Too many times people seem to think that Bauhaus simply equals minimalism. While often the case-- not necessarily the case. Sometimes minimalism can be anti-Bauhaus.
As an example, consider the Movado Museum Dial-- one of the most famous minimalist dial designs. Just two hands and a 12 o'clock marker. By eliminating the second hand and all other markers the minimalist form of the design forces you to "guesstimate" the time rather than present it in a clear, legible, precise manner-- the basic function of a watch. I would argue this minimalism is "form over function", and is clearly not Bauhaus.


----------



## general_piffle

Indeed. If you take what some are mistakenly proposing as Bauhaus to its logical conclusion then strictly speaking only one handed watches (obviously with no date window and preferably with no numbers or hour markers of any kind) would actually qualify as being classically Bauhaus. Watches such as those made by Botta or MeisterSinger for example - although to the best of my knowledge these all have hour markers of some description so perhaps are a bit 'fussy'


----------



## obsidian

general_piffle said:


> Indeed. If you take what some are mistakenly proposing as Bauhaus to its logical conclusion then strictly speaking only one handed watches (obviously with no date window and preferably with no numbers or hour markers of any kind) would actually qualify as being classically Bauhaus. Watches such as those made by Botta or MeisterSinger for example - although to the best of my knowledge these all have hour markers of some description so perhaps are a bit 'fussy'


Yes... these are so fussy and anti-Bauhaus, I rarely wear them! :-d
The Meistersinger is designed to look like an industrial gauge. Some Max Bill designs also had a gauge like look.
The RLT is obviously based on a Botta design.


----------



## vandelayy

nice, what a beauty !

el gerto, what width strap does it have ?


----------



## rationaltime

Hello vandelayy,

Welcome to the German watch forum.

The lug space appears to be 20mm.

Thanks,
rationaltime


----------



## PYLTN

Hi. I would love to know how you're getting on with your 6060-5. How is the general quality? How is the accuracy?


----------



## shayanwa

It's interesting - I'm reading these threads on how Junkers is a more affordable "copy" of the Max Bill Bauhaus style.
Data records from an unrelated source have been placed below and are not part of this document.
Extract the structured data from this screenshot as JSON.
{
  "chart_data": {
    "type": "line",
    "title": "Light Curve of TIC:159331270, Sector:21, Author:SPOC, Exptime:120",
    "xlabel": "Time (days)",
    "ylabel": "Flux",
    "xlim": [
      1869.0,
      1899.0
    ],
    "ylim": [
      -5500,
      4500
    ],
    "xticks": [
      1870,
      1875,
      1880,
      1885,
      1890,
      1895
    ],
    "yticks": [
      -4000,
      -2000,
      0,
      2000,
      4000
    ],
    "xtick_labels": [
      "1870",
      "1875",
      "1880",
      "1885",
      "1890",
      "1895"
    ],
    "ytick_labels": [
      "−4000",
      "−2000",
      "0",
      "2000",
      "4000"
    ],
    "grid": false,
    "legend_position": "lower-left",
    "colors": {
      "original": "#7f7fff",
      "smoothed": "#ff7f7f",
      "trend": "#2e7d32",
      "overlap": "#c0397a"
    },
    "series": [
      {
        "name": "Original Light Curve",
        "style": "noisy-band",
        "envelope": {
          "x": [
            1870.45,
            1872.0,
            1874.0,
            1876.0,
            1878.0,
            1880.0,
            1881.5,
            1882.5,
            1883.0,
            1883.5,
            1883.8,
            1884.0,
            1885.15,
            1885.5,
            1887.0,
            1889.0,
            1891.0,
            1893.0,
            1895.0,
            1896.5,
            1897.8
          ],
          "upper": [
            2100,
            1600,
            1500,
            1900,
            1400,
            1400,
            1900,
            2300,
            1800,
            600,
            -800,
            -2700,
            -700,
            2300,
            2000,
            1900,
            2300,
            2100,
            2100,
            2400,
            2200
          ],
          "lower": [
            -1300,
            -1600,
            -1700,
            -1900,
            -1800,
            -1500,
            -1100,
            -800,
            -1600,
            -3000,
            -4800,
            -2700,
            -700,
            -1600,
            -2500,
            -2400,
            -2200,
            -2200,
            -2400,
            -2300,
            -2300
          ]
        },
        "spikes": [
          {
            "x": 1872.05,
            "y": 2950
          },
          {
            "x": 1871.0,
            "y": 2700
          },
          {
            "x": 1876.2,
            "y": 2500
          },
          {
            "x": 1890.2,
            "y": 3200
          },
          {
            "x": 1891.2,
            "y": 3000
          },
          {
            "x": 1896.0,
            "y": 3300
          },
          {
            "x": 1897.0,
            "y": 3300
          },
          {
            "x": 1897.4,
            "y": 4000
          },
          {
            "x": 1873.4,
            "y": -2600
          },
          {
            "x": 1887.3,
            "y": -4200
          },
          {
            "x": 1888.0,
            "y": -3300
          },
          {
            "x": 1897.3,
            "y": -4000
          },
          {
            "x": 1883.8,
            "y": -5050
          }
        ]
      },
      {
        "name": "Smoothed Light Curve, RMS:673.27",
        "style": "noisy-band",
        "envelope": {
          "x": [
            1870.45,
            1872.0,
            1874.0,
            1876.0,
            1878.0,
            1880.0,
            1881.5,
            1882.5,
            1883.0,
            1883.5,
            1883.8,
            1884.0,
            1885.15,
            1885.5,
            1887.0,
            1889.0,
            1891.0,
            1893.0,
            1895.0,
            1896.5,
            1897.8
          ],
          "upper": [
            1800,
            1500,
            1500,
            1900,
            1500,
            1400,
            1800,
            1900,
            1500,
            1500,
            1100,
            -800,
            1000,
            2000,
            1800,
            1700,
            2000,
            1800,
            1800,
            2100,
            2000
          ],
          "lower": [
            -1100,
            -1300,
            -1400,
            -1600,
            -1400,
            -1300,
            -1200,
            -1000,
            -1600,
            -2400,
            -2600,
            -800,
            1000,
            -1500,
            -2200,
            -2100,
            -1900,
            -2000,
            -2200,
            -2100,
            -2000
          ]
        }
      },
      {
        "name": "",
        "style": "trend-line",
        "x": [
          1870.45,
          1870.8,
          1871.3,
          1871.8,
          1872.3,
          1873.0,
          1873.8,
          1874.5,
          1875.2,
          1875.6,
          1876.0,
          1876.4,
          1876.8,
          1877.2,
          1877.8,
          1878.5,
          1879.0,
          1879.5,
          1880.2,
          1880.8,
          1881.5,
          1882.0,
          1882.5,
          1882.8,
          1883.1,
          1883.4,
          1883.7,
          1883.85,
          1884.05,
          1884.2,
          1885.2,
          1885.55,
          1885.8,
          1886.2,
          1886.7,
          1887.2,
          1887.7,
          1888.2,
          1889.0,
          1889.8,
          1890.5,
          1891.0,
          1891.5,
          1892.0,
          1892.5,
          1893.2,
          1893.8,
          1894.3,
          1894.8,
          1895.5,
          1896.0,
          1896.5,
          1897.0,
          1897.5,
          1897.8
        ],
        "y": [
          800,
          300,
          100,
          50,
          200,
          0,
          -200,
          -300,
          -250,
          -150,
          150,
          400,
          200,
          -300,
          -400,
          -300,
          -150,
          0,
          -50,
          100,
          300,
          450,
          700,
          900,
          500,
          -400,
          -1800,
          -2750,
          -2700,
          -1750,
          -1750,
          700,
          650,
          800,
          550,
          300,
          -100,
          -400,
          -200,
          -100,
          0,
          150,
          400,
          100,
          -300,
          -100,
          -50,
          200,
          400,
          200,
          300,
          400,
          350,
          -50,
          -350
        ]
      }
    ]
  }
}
Would it be fair to say that perhaps Junkers is moving towards its own style? It's certainly derived from the Bauhaus aesthetic, but it does seem to be growing into its own style. Would you agree?


----------



## OPChagall

I do like the use of thin lines and think that design element is what the 6060 has in common with the Max Bill, although I'm tending towards the idea that the overall design is more of a genre that folks like to call Bauhaus. (Indeed, that's written on the dial itself for the Junkers 6070.)

I'm not so persuaded by purity of function than by the style of minimalism in understanding these types of watches. "Function" is immediately relative anyway. 

Nevertheless, I'm curious as to know what practical effect anyone might find with a 24-hr. subdial that isn't freely adjustable? I would be sold if the subdial could be independently adjusted to allow for two-time zones, and am not ready to buy into the purely aesthetic benefit of the complication just yet.

Feel free to educate me, as I'm new to WUS and to appreciating watches in general.


----------



## Phil McCrackenn

Borrowed the bracelet from my Seiko OG Monster. :roll: Yes, I know it's blasphemy, but I can't argue with the looks.


----------